Train a random forest (RandomForestClassifier). Set the number of trees to 100 and use random_state = 17.

In [50]:
rf = RandomForestClassifier(n_estimators=100, random_state=17)
rf.fit(X_train, y_train)
Out[50]:
RandomForestClassifier(bootstrap=True, class_weight=None, criterion='gini',
                       max_depth=None, max_features='auto', max_leaf_nodes=None,
                       min_impurity_decrease=0.0, min_impurity_split=None,
                       min_samples_leaf=1, min_samples_split=2,
                       min_weight_fraction_leaf=0.0, n_estimators=100,
                       n_jobs=None, oob_score=False, random_state=17, verbose=0,
                       warm_start=False)

Perfrom cross-validation.

In [51]:
%%time
cv_scores = cross_val_score(rf, X_train, y_train, cv=3)
CPU times: user 10.7 s, sys: 200 ms, total: 10.9 s
Wall time: 9.35 s
In [52]:
cv_scores, cv_scores.mean()
Out[52]:
(array([0.85194398, 0.85572139, 0.859578  ]), 0.8557477912289437)

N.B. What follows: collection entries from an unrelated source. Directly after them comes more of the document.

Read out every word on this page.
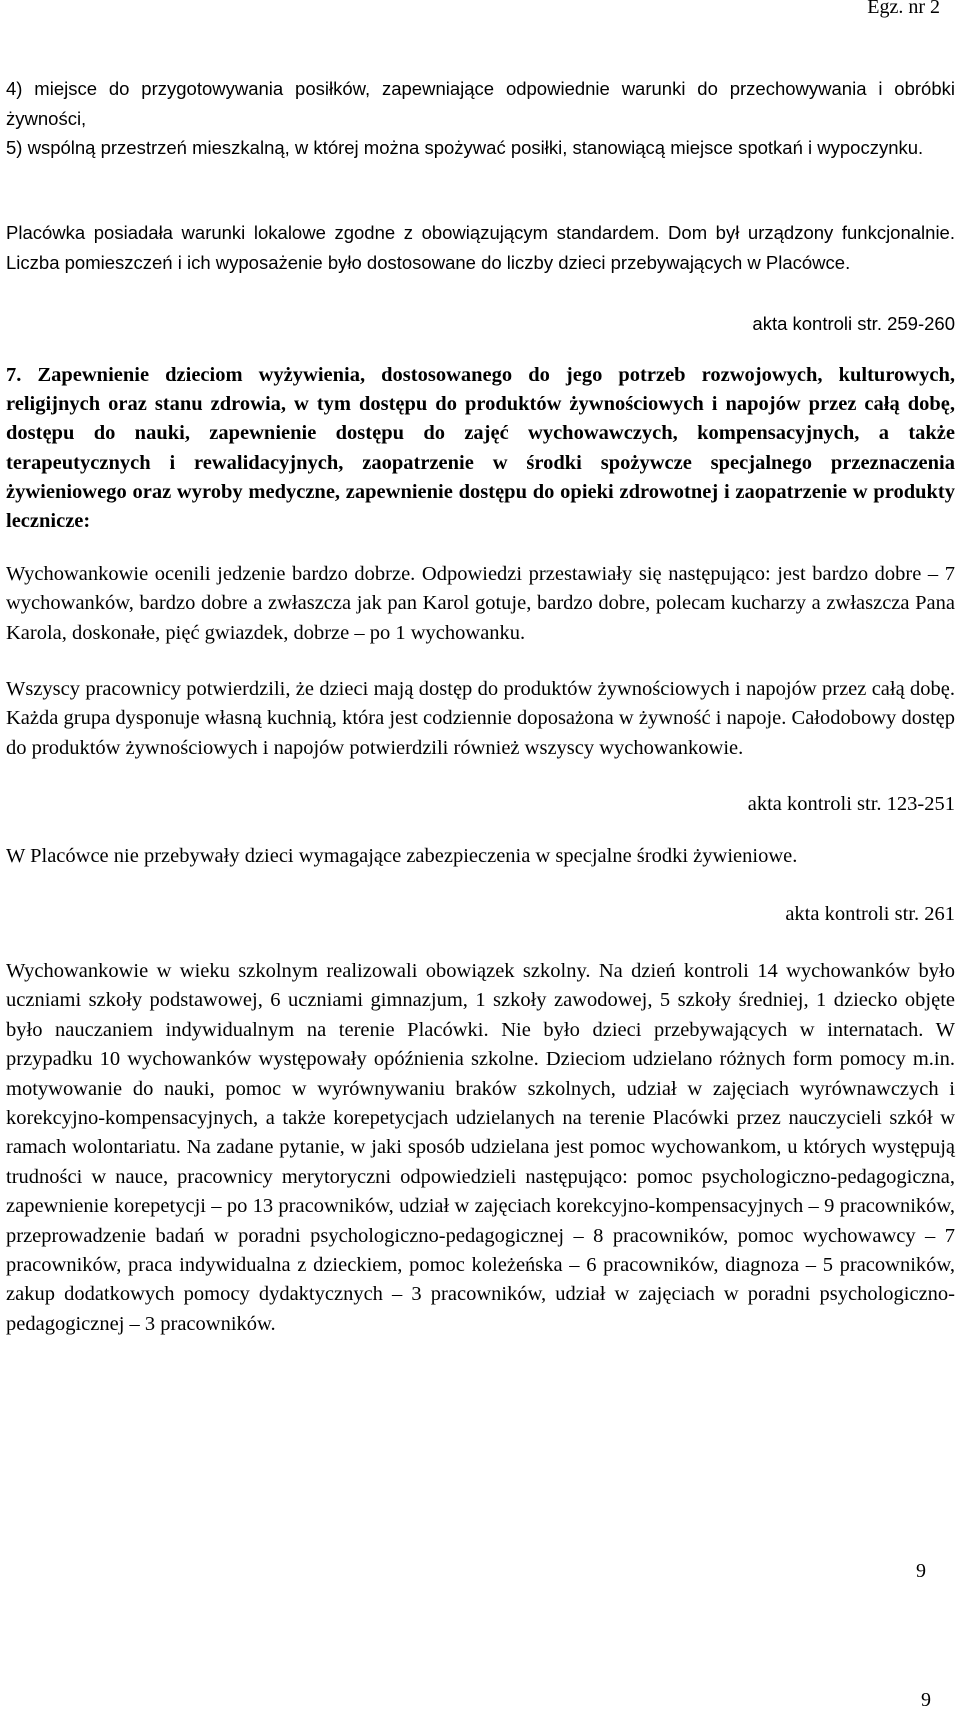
Egz. nr 2
4) miejsce do przygotowywania posiłków, zapewniające odpowiednie warunki do przechowywania i obróbki żywności,
5) wspólną przestrzeń mieszkalną, w której można spożywać posiłki, stanowiącą miejsce spotkań i wypoczynku.
Placówka posiadała warunki lokalowe zgodne z obowiązującym standardem. Dom był urządzony funkcjonalnie. Liczba pomieszczeń i ich wyposażenie było dostosowane do liczby dzieci przebywających w Placówce.
akta kontroli str. 259-260
7. Zapewnienie dzieciom wyżywienia, dostosowanego do jego potrzeb rozwojowych, kulturowych, religijnych oraz stanu zdrowia, w tym dostępu do produktów żywnościowych i napojów przez całą dobę, dostępu do nauki, zapewnienie dostępu do zajęć wychowawczych, kompensacyjnych, a także terapeutycznych i rewalidacyjnych, zaopatrzenie w środki spożywcze specjalnego przeznaczenia żywieniowego oraz wyroby medyczne, zapewnienie dostępu do opieki zdrowotnej i zaopatrzenie w produkty lecznicze:
Wychowankowie ocenili jedzenie bardzo dobrze. Odpowiedzi przestawiały się następująco: jest bardzo dobre – 7 wychowanków, bardzo dobre a zwłaszcza jak pan Karol gotuje, bardzo dobre, polecam kucharzy a zwłaszcza Pana Karola, doskonałe, pięć gwiazdek, dobrze – po 1 wychowanku.
Wszyscy pracownicy potwierdzili, że dzieci mają dostęp do produktów żywnościowych i napojów przez całą dobę. Każda grupa dysponuje własną kuchnią, która jest codziennie doposażona w żywność i napoje. Całodobowy dostęp do produktów żywnościowych i napojów potwierdzili również wszyscy wychowankowie.
akta kontroli str. 123-251
W Placówce nie przebywały dzieci wymagające zabezpieczenia w specjalne środki żywieniowe.
akta kontroli str. 261
Wychowankowie w wieku szkolnym realizowali obowiązek szkolny. Na dzień kontroli 14 wychowanków było uczniami szkoły podstawowej, 6 uczniami gimnazjum, 1 szkoły zawodowej, 5 szkoły średniej, 1 dziecko objęte było nauczaniem indywidualnym na terenie Placówki. Nie było dzieci przebywających w internatach. W przypadku 10 wychowanków występowały opóźnienia szkolne. Dzieciom udzielano różnych form pomocy m.in. motywowanie do nauki, pomoc w wyrównywaniu braków szkolnych, udział w zajęciach wyrównawczych i korekcyjno-kompensacyjnych, a także korepetycjach udzielanych na terenie Placówki przez nauczycieli szkół w ramach wolontariatu. Na zadane pytanie, w jaki sposób udzielana jest pomoc wychowankom, u których występują trudności w nauce, pracownicy merytoryczni odpowiedzieli następująco: pomoc psychologiczno-pedagogiczna, zapewnienie korepetycji – po 13 pracowników, udział w zajęciach korekcyjno-kompensacyjnych – 9 pracowników, przeprowadzenie badań w poradni psychologiczno-pedagogicznej – 8 pracowników, pomoc wychowawcy – 7 pracowników, praca indywidualna z dzieckiem, pomoc koleżeńska – 6 pracowników, diagnoza – 5 pracowników, zakup dodatkowych pomocy dydaktycznych – 3 pracowników, udział w zajęciach w poradni psychologiczno-pedagogicznej – 3 pracowników.
9
9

Make predictions for the test data.

In [53]:
forest_predictions = rf.predict(X_test) 
In [54]:
accuracy_score(y_test,forest_predictions)
Out[54]:
0.8585467723112831

3.4 (Optional) Random forest with parameter tuning

Train a random forest (RandomForestClassifier) of 10 trees. Tune the maximum depth and maximum number of features for each tree using GridSearchCV.

In [55]:
forest_params = {'max_depth': range(10, 16),
                 'max_features': range(5, 105, 20)}

locally_best_forest = GridSearchCV(
    RandomForestClassifier(n_estimators=10, random_state=17,
                           n_jobs=-1),
    forest_params, cv=3, verbose=1)

locally_best_forest.fit(X_train, y_train)
Fitting 3 folds for each of 30 candidates, totalling 90 fits
[Parallel(n_jobs=1)]: Using backend SequentialBackend with 1 concurrent workers.
[Parallel(n_jobs=1)]: Done  90 out of  90 | elapsed:   34.2s finished
Out[55]:
GridSearchCV(cv=3, error_score='raise-deprecating',
             estimator=RandomForestClassifier(bootstrap=True, class_weight=None,
                                              criterion='gini', max_depth=None,
                                              max_features='auto',
                                              max_leaf_nodes=None,
                                              min_impurity_decrease=0.0,
                                              min_impurity_split=None,
                                              min_samples_leaf=1,
                                              min_samples_split=2,
                                              min_weight_fraction_leaf=0.0,
                                              n_estimators=10, n_jobs=-1,
                                              oob_score=False, random_state=17,
                                              verbose=0, warm_start=False),
             iid='warn', n_jobs=None,
             param_grid={'max_depth': range(10, 16),
                         'max_features': range(5, 105, 20)},
             pre_dispatch='2*n_jobs', refit=True, return_train_score=False,
             scoring=None, verbose=1)
In [56]:
print("Best params:", locally_best_forest.best_params_)
print("Best cross validaton score", locally_best_forest.best_score_)
Best params: {'max_depth': 14, 'max_features': 45}
Best cross validaton score 0.8619821258560855

Make predictions for the test data.

In [57]:
tuned_forest_predictions = locally_best_forest.predict(X_test) 
accuracy_score(y_test,tuned_forest_predictions)
Out[57]:
0.8611264664332657

Wow! Looks that with some tuning we made a forest of 10 trees perform better than a forest of 100 trees with default hyperparameter values.